Menurutnya, apabila objektivitas itu organisasinya ditata sedemikian rupa, maka tak akan ada masalah, dimana organisasi itu akan dilebur. Selama tujuannya sama, yakni memberikan akses pendidikan tinggi yang layak, dan meningkatkan presentase generasi muda untuk mengecap jenjang universitas.
"Saya beri contoh, tahun 2004 hanya 14 persen anak umur 19 hingga 24 tahun yang kuliah, Alhamdulillah tahun ini meningkat menjadi 30 persen.
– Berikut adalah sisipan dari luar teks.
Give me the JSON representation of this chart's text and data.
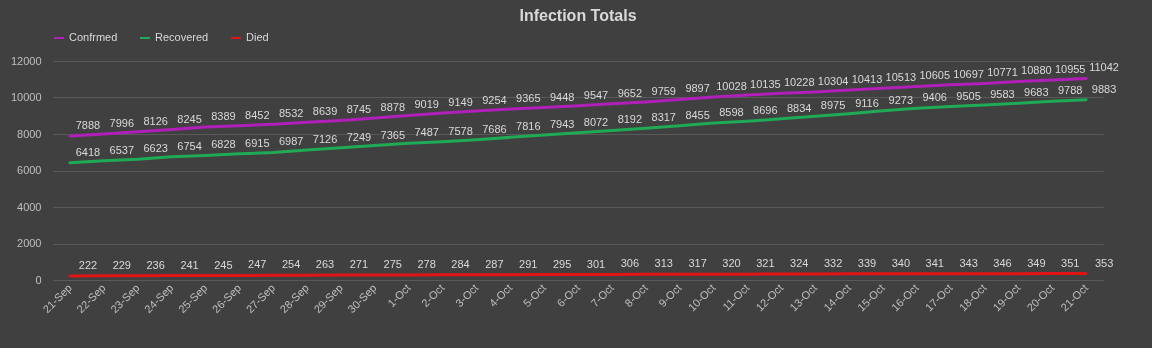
{
  "chart_data": {
    "type": "line",
    "title": "Infection Totals",
    "categories": [
      "21-Sep",
      "22-Sep",
      "23-Sep",
      "24-Sep",
      "25-Sep",
      "26-Sep",
      "27-Sep",
      "28-Sep",
      "29-Sep",
      "30-Sep",
      "1-Oct",
      "2-Oct",
      "3-Oct",
      "4-Oct",
      "5-Oct",
      "6-Oct",
      "7-Oct",
      "8-Oct",
      "9-Oct",
      "10-Oct",
      "11-Oct",
      "12-Oct",
      "13-Oct",
      "14-Oct",
      "15-Oct",
      "16-Oct",
      "17-Oct",
      "18-Oct",
      "19-Oct",
      "20-Oct",
      "21-Oct"
    ],
    "series": [
      {
        "name": "Confrmed",
        "color": "#b01fb8",
        "values": [
          7888,
          7996,
          8126,
          8245,
          8389,
          8452,
          8532,
          8639,
          8745,
          8878,
          9019,
          9149,
          9254,
          9365,
          9448,
          9547,
          9652,
          9759,
          9897,
          10028,
          10135,
          10228,
          10304,
          10413,
          10513,
          10605,
          10697,
          10771,
          10880,
          10955,
          11042
        ]
      },
      {
        "name": "Recovered",
        "color": "#1faa55",
        "values": [
          6418,
          6537,
          6623,
          6754,
          6828,
          6915,
          6987,
          7126,
          7249,
          7365,
          7487,
          7578,
          7686,
          7816,
          7943,
          8072,
          8192,
          8317,
          8455,
          8598,
          8696,
          8834,
          8975,
          9116,
          9273,
          9406,
          9505,
          9583,
          9683,
          9788,
          9883
        ]
      },
      {
        "name": "Died",
        "color": "#e01414",
        "values": [
          222,
          229,
          236,
          241,
          245,
          247,
          254,
          263,
          271,
          275,
          278,
          284,
          287,
          291,
          295,
          301,
          306,
          313,
          317,
          320,
          321,
          324,
          332,
          339,
          340,
          341,
          343,
          346,
          349,
          351,
          353
        ]
      }
    ],
    "ylim": [
      0,
      12000
    ],
    "yticks": [
      0,
      2000,
      4000,
      6000,
      8000,
      10000,
      12000
    ],
    "grid": "y",
    "legend": "top",
    "data_labels": true
  }
}
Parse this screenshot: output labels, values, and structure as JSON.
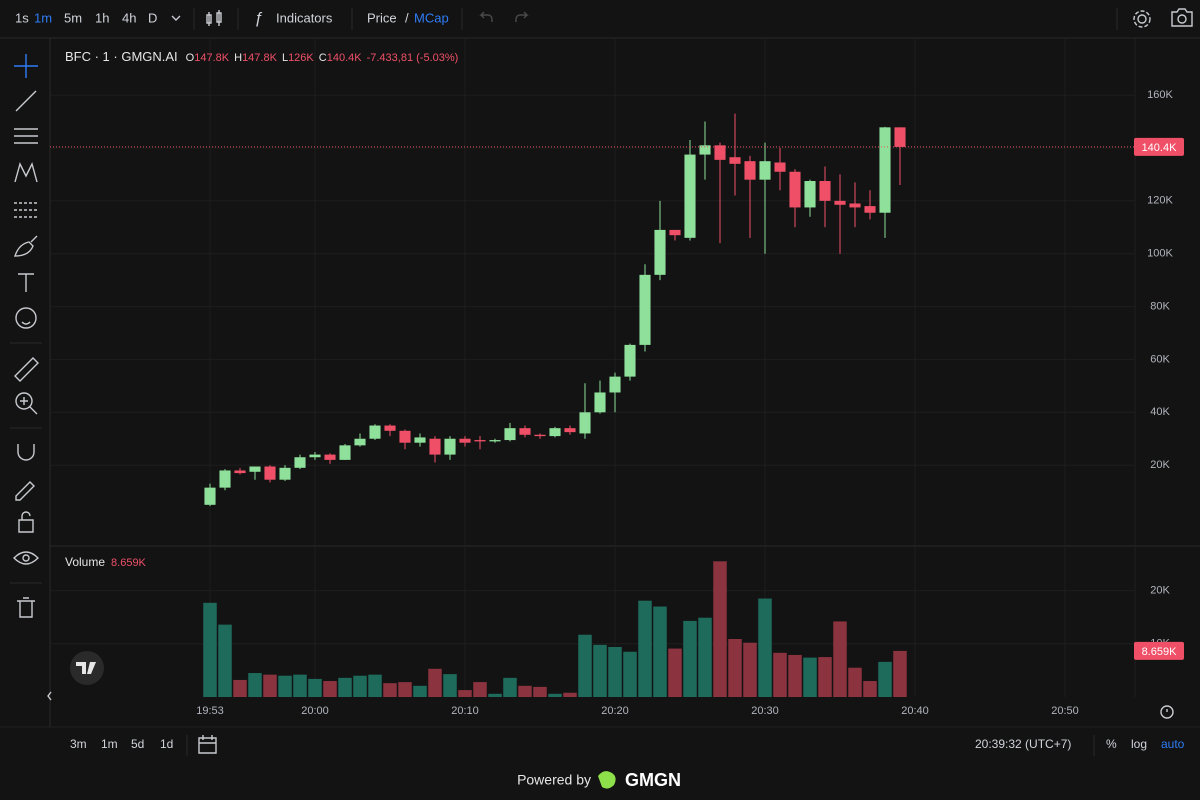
{
  "toolbar": {
    "intervals": [
      "1s",
      "1m",
      "5m",
      "1h",
      "4h",
      "D"
    ],
    "indicators": "Indicators",
    "price": "Price",
    "separator": "/",
    "mcap": "MCap"
  },
  "chart_data": {
    "type": "candlestick",
    "symbol": "BFC · 1 · GMGN.AI",
    "legend": [
      {
        "key": "O",
        "value": "147.8K"
      },
      {
        "key": "H",
        "value": "147.8K"
      },
      {
        "key": "L",
        "value": "126K"
      },
      {
        "key": "C",
        "value": "140.4K"
      }
    ],
    "change": "-7.433,81 (-5.03%)",
    "up_color": "#8ee09a",
    "down_color": "#ef5068",
    "x": [
      "19:53",
      "19:54",
      "19:55",
      "19:56",
      "19:57",
      "19:58",
      "19:59",
      "20:00",
      "20:01",
      "20:02",
      "20:03",
      "20:04",
      "20:05",
      "20:06",
      "20:07",
      "20:08",
      "20:09",
      "20:10",
      "20:11",
      "20:12",
      "20:13",
      "20:14",
      "20:15",
      "20:16",
      "20:17",
      "20:18",
      "20:19",
      "20:20",
      "20:21",
      "20:22",
      "20:23",
      "20:24",
      "20:25",
      "20:26",
      "20:27",
      "20:28",
      "20:29",
      "20:30",
      "20:31",
      "20:32",
      "20:33",
      "20:34",
      "20:35",
      "20:36",
      "20:37",
      "20:38",
      "20:39"
    ],
    "open": [
      5,
      11.5,
      18,
      17.5,
      19.5,
      14.5,
      19,
      23,
      24,
      22,
      27.5,
      30,
      35,
      33,
      28.5,
      30,
      24,
      30,
      29.5,
      29,
      29.5,
      34,
      31.5,
      31,
      34,
      32,
      40,
      47.5,
      53.5,
      65.5,
      92,
      109,
      106,
      137.5,
      141,
      136.5,
      135,
      128,
      134.5,
      131,
      117.5,
      127.5,
      120,
      119,
      118,
      115.5,
      147.8
    ],
    "high": [
      13,
      18.5,
      19,
      19.5,
      20,
      20,
      24,
      25,
      24.5,
      28,
      32,
      35.5,
      35.5,
      33.5,
      32,
      31,
      31,
      31,
      31,
      30,
      36,
      35,
      32,
      34.5,
      35,
      51,
      52,
      55,
      66,
      96,
      120,
      109,
      143,
      150,
      142,
      153,
      137,
      142,
      140,
      132,
      128,
      133,
      130,
      127,
      124,
      148,
      147.8
    ],
    "low": [
      4.5,
      10.5,
      16.5,
      14.5,
      13.5,
      14,
      18.5,
      22,
      20.5,
      22,
      27,
      29.5,
      31,
      26,
      27,
      21,
      22,
      27,
      26,
      28.5,
      29,
      30.5,
      30,
      30.5,
      31.5,
      30,
      39.5,
      40,
      52,
      63,
      90,
      105,
      105,
      128,
      104,
      122,
      106,
      100,
      124,
      110,
      114,
      110,
      100,
      110,
      113,
      106,
      126
    ],
    "close": [
      11.5,
      18,
      17,
      19.5,
      14.5,
      19,
      23,
      24,
      22,
      27.5,
      30,
      35,
      33,
      28.5,
      30.5,
      24,
      30,
      28.5,
      29,
      29.5,
      34,
      31.5,
      31,
      34,
      32.5,
      40,
      47.5,
      53.5,
      65.5,
      92,
      109,
      107,
      137.5,
      141,
      135.5,
      134,
      128,
      135,
      131,
      117.5,
      127.5,
      120,
      118.5,
      117.5,
      115.5,
      147.8,
      140.4
    ],
    "last_price_label": "140.4K",
    "ylim": [
      -10.2,
      181.6
    ],
    "yticks": [
      {
        "value": 20,
        "label": "20K"
      },
      {
        "value": 40,
        "label": "40K"
      },
      {
        "value": 60,
        "label": "60K"
      },
      {
        "value": 80,
        "label": "80K"
      },
      {
        "value": 100,
        "label": "100K"
      },
      {
        "value": 120,
        "label": "120K"
      },
      {
        "value": 140,
        "label": "140K"
      },
      {
        "value": 160,
        "label": "160K"
      }
    ],
    "xlim": [
      "19:43",
      "20:54"
    ],
    "xticks": [
      "19:53",
      "20:00",
      "20:10",
      "20:20",
      "20:30",
      "20:40",
      "20:50"
    ],
    "grid": true,
    "volume": {
      "title": "Volume",
      "up_color": "#1e6b5c",
      "down_color": "#8c3340",
      "values": [
        17.7,
        13.6,
        3.2,
        4.5,
        4.2,
        4,
        4.2,
        3.4,
        3,
        3.6,
        4,
        4.2,
        2.6,
        2.8,
        2.1,
        5.3,
        4.3,
        1.3,
        2.8,
        0.6,
        3.6,
        2.1,
        1.9,
        0.6,
        0.8,
        11.7,
        9.8,
        9.4,
        8.5,
        18.1,
        17,
        9.1,
        14.3,
        14.9,
        25.5,
        10.9,
        10.2,
        18.5,
        8.3,
        7.9,
        7.4,
        7.5,
        14.2,
        5.5,
        3,
        6.6,
        8.659
      ],
      "last_label": "8.659K",
      "ylim": [
        0,
        28
      ],
      "yticks": [
        {
          "value": 10,
          "label": "10K"
        },
        {
          "value": 20,
          "label": "20K"
        }
      ]
    }
  },
  "bottom_bar": {
    "ranges": [
      "3m",
      "1m",
      "5d",
      "1d"
    ],
    "clock": "20:39:32 (UTC+7)",
    "percent": "%",
    "log": "log",
    "auto": "auto"
  },
  "footer": {
    "powered_by": "Powered by",
    "brand": "GMGN"
  }
}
Untuk pemerintahan ke depan, kami harapkan bisa lebih meningkat lagi, karena negara tetangga, Korea Selatan misalnya, sudah 90 persen. Jadi, kita dorong akses itu hingga menjadi satu kesatuan," ungkap M Nuh.
"Kami persilahkan apakah (Dikti) mau dipisah, asalkan akses jangan ditinggal, dan objektivitasnya, dan tujuannya tetap sama," pungkas M Nuh.